“You’re not trying to connect to them now, are you?”
“No.” Sebastian was horrified at the thought. “Even if I’m the missing piece’s stand-in, I don’t think I’m supposed to harness the veins’ power, or it wouldn’t hurt so bad. I’m afraid of what connecting to the veins again might do to me.”
“Me too,” James confessed.
Something snagged in Sebastian’s mind. He looked at the ominous hole in the clearing. “I had a funny vision when first connecting to the veins.”
James cocked a brow. “You did?”
A swell of emotion rose up in Sebastian, making his heart ache in the worst way. “When I thought I couldn’t save you, I lost all hope. I didn’t think I could go on without you. It was too much. The shade had you and I’d failed. Everything was lost. It was over. I imagined myself dead and buried in the ground like I belonged there, and that’s how I finally connected to the veins.”
James’s eyes shone with unshed tears. “Buried?” he choked.
Sebastian nodded, something even worse than remembering his hopeless wish to die turning his insides cold. “What if it wasn’t just a random vision or me giving up?”
James’s brow furrowed. “What do you mean?”
“What if I pictured being in the ground because I should be. What if I do belong. What if I’m enough of a stand-in for the missing piece to complete the veins.”
James shook his head. “No, that’s not… How could that be? You’re linked to the veins already, and that’s clearly not enough.”
“I know, but what if I have to go back into the ground for it to be enough?” Sebastian whispered, the scent of decaying leaves washing over him anew.
James stood silent and Sebastian could practically hear his thoughts whirring as his frown grew even more severe. James eyed Sebastian like he’d never seen him before.
“Back? No, you were never there, Sebastian,” James said at last. “I don’t see how being in the earth would help. You’re tied to the veins. Where you are physically shouldn’t matter.”
“I’m not so sure.” Sebastian didn’t want it to be true. He didn’t want his vision of himself buried and no longer living to be some sort of premonition. But it felt right. It fit. This way, they could return the missing piece. It had been destroyed, but a new piece had been created. Except, the imbalance had never truly been solved because Sullivan never returned to the veins, never went into the ground to put it all back together.
“Sebastian.” James grabbed his arm. “That can’t be the answer. You aren’t actually part of the veins. You’re connected to them like a unit, but you aren’t actually one. Going in to join them wouldn’t do anything. The missing piece was made of natural energy. Your magic isn’t the same. It doesn’t add up the way you’re thinking.”
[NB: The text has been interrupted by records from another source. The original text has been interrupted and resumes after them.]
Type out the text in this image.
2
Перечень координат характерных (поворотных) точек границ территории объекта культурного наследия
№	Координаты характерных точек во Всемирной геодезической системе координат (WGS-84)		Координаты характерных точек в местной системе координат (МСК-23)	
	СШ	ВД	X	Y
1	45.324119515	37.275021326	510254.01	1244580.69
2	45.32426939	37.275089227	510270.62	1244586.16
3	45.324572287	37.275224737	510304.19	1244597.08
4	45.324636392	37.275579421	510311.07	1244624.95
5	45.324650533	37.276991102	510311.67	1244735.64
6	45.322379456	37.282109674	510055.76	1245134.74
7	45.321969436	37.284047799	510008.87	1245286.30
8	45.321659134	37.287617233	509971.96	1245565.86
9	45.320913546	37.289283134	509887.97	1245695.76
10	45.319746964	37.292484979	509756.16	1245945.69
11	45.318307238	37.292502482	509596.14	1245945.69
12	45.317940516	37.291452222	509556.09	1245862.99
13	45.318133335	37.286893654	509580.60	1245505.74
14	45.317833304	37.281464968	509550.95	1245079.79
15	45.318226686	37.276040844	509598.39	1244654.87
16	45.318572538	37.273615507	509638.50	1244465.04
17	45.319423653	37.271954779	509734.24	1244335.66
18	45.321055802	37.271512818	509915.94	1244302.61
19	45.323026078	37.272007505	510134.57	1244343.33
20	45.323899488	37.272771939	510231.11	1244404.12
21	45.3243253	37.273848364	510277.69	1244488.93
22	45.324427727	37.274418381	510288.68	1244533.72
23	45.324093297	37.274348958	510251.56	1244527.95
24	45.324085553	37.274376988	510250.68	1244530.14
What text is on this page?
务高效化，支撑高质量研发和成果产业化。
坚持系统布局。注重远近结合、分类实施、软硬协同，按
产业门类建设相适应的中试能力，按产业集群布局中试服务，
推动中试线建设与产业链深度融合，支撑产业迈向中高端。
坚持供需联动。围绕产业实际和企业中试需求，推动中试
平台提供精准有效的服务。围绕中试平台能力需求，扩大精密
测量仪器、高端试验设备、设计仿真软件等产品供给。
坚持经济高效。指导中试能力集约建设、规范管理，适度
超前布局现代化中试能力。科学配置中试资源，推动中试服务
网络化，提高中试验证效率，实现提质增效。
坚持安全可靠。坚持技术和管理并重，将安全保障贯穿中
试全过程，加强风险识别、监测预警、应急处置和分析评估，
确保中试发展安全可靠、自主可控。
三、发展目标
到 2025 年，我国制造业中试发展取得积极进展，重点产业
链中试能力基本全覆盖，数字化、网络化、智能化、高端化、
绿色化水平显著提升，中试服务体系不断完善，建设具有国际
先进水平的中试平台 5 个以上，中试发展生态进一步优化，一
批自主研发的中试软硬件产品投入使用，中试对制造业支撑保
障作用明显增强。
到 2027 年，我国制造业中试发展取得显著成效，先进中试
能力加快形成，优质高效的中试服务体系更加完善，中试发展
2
“Maybe not.” Sebastian allowed himself to be relieved. “I honestly felt like I was losing my mind the night you were captured. Everything I was thinking was a mess. It just feels like it could all add up, you know?”
James gripped him harder. “We all want a neat solution, but that doesn’t mean we’ll get one. You’re blood and bone, not pure magic. You’re a stand-in only. We can’t put the veins back together completely with you or anything else. This isn’t the answer.”
Sebastian nodded. He knew James didn’t want to lose him any more than he wanted to lose James, but James’s disagreement was more than him being in denial or getting caught up in wishful thinking. James had a point. Sebastian felt sure he’d figured it all out just now, but he had nothing to back it up other than gut feeling and conjecture. He told himself that meant he was wrong.
He wanted to be wrong. If he was right, that meant nothing good was ever going to last. For real, this time. Completing the veins would mean he’d lose everything, and he couldn’t have that. He deserved good things. This curse wasn’t allowed to take his life from him.
But the fear that it would creeped back in. He’d always felt doomed, hadn’t he?
17
JAMES
James held Sebastian’s hand tight as they left the clearing. His heart broke to hear Sebastian had gone through such a low point, thinking he’d lost James, but he was glad Sebastian had shared it with him.
Eli hurried ahead as they walked like he sensed their need for some space. James was grateful for the privacy.
“You know you always have something to live for,” he whispered as they walked.
“I know.” Sebastian squeezed James’s hand.
“If you ever get those feelings again, there’s always help.”
Sebastian paused, facing James. “I don’t think I’ll ever be in that place again. Really. But if I do ever find myself thinking dying is my best option, I’ll reach out.”
James sensed Sebastian meant it, except that didn’t help much when Sebastian also thought he could literally fill the hole the missing piece had created in the veins. “So this idea that you could fulfill your vision and fix everything isn’t related to wanting to die?”